Here I am!

Aug 19, 2006 15:03

A note amidst an insanely busy day (by summer standards)... I am, in fact, here, alive and kicking! (Metaphorically for the latter part.) There's not a great deal to report: Vermont was lovely; it was terrific to see Mom, as well as a million aunts and uncles and cousins I hadn't seen in far too long... I'm dashing off to New York for a bit next week, before the term starts. My TA assignment is all nice and confirmed; now I just need to deal with registering for Greek, which one would expect to be easy enough. Of course, it isn't.

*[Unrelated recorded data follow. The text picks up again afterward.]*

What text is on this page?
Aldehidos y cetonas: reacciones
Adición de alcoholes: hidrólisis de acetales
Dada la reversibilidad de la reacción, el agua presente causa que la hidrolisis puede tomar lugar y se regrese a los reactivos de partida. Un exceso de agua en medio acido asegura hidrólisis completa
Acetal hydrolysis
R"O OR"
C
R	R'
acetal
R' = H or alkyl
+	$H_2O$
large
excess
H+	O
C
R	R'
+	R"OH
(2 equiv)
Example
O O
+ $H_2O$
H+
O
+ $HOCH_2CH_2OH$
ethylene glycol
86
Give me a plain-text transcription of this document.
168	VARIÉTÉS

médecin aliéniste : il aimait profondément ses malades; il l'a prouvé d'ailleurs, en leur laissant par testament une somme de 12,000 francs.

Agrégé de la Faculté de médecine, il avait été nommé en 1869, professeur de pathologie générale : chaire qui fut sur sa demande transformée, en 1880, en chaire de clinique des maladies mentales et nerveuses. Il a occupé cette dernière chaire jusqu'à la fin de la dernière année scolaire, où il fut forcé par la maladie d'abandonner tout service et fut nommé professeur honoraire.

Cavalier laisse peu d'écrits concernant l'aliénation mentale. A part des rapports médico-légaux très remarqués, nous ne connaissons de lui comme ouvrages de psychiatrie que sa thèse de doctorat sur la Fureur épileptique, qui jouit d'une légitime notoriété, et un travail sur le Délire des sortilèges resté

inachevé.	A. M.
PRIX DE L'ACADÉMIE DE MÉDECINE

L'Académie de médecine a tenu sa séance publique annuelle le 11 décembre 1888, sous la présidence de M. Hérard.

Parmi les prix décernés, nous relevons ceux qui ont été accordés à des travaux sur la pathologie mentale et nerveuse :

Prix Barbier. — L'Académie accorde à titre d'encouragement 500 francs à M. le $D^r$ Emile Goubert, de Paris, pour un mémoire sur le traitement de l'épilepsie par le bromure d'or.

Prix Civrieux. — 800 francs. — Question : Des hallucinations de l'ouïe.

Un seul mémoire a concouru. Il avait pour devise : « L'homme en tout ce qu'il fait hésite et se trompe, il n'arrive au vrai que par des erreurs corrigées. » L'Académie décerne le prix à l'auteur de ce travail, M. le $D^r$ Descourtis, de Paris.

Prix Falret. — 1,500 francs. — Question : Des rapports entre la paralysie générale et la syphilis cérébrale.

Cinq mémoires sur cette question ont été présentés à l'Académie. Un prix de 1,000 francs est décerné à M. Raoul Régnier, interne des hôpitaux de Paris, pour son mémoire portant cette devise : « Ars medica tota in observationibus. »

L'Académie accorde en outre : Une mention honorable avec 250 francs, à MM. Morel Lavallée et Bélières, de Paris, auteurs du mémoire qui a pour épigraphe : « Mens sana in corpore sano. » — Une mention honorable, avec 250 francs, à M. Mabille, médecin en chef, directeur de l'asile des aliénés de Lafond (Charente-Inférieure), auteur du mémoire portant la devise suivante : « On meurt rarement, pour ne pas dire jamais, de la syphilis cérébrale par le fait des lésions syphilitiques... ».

On the fun front, I've continued my Rushdie kick with Haroun and the Sea of Stories, which I hadn't read since I was a little girl. I really loved it this time around as well; it's awfully hard to feel otherwise, I think. There was also the vastly underrated The Moor's Last Sigh and the undisputedly brilliant, and incredibly disturbing, Shalimar the Clown. I won't gush for fear of spoilers - just go forth and read them! And let's have a drumroll for something that you may only witness once in a lifetime: I'm without any opinion on something. Shocking, isn't it? I have no views on the current affaire Güther Grass. Being the appalling savage that I am, I've not yet gotten around to reading any of his actual novels, and I don't know anything of his biography. So I'm reserving comment until I have some legitimate basis for it, such as reading his books or being threatened for the title of most opinionated person in the province. Whichever comes first. (The virtue of becoming non-opinionated is currently forecast to occur sometime around the mid-afternoon of the Second Coming.)

Other literary endeavours: I'm currently working on In Evil Hour, which is not turning out to be my favourite of Gabriel García Marquez's books but which is interesting nonetheless. I really wish I knew Spanish; I know that I'm missing millions of little puns and gems and allusions by relying on the translation. I just have to remind myself that I am not, realistically, going to be able to learn Farsi, Spanish, Gaelige, Italian, Arabic, Sanskrit, Japanese, Hindi, Portugese, German, Bengali, Urdu, and everything else I'd like to have in terms of primary-source competence, in a lifetime, and I might as well deal with that fact and get over it.

I also really loved The House of Spirits, which I can't believe I didn't get around to reading much earlier. Such is life, though. I quite liked it - the last fifteen pages or so are admittedly sappy beyond endurance, but I can understand why, writing in the early 1980s, Allende was simultaneously desperate for any form of hope she could conjure and simultaneously unable to come up with anything very realistic. That does not, however, excuse some of her subsequent novels (e.g., Daughter of Fortune), which read like the Adventures of Mary Sue, but by someone with a Serious Literary Reputation. There's a good case for quitting (with the del Valle family, not with writing) while one is ahead.

Cultural plans lacking in such gravitas include killing some brain cells with Talladega Nights with one of my housemates tonight. Any vehicle for Will Ferrell just to be his unrestrained, wacky self is bound to be entertaining, and if nothing else, my long sojourns in the rural South (U.S., not Canadian, what with 90-95% of Canada's population living in the southern 5-10% of Canada) ought to provide the context for a bit of entertainment, yes? We also have a pact with another housemate to see Bon Cop, Bad Cop later on. It's an independent Canadian buddy-cop movie, with a laissez-faire Montréal detective paired up, under unlikely circumstances, with a prim, uptight Ontario one. It's big in eastern and central Canada right now; I'm not sure if it's playing elsewhere.

World affairs: Too horrible. Nothing more to be said.

Happy thoughts, though! Think happy!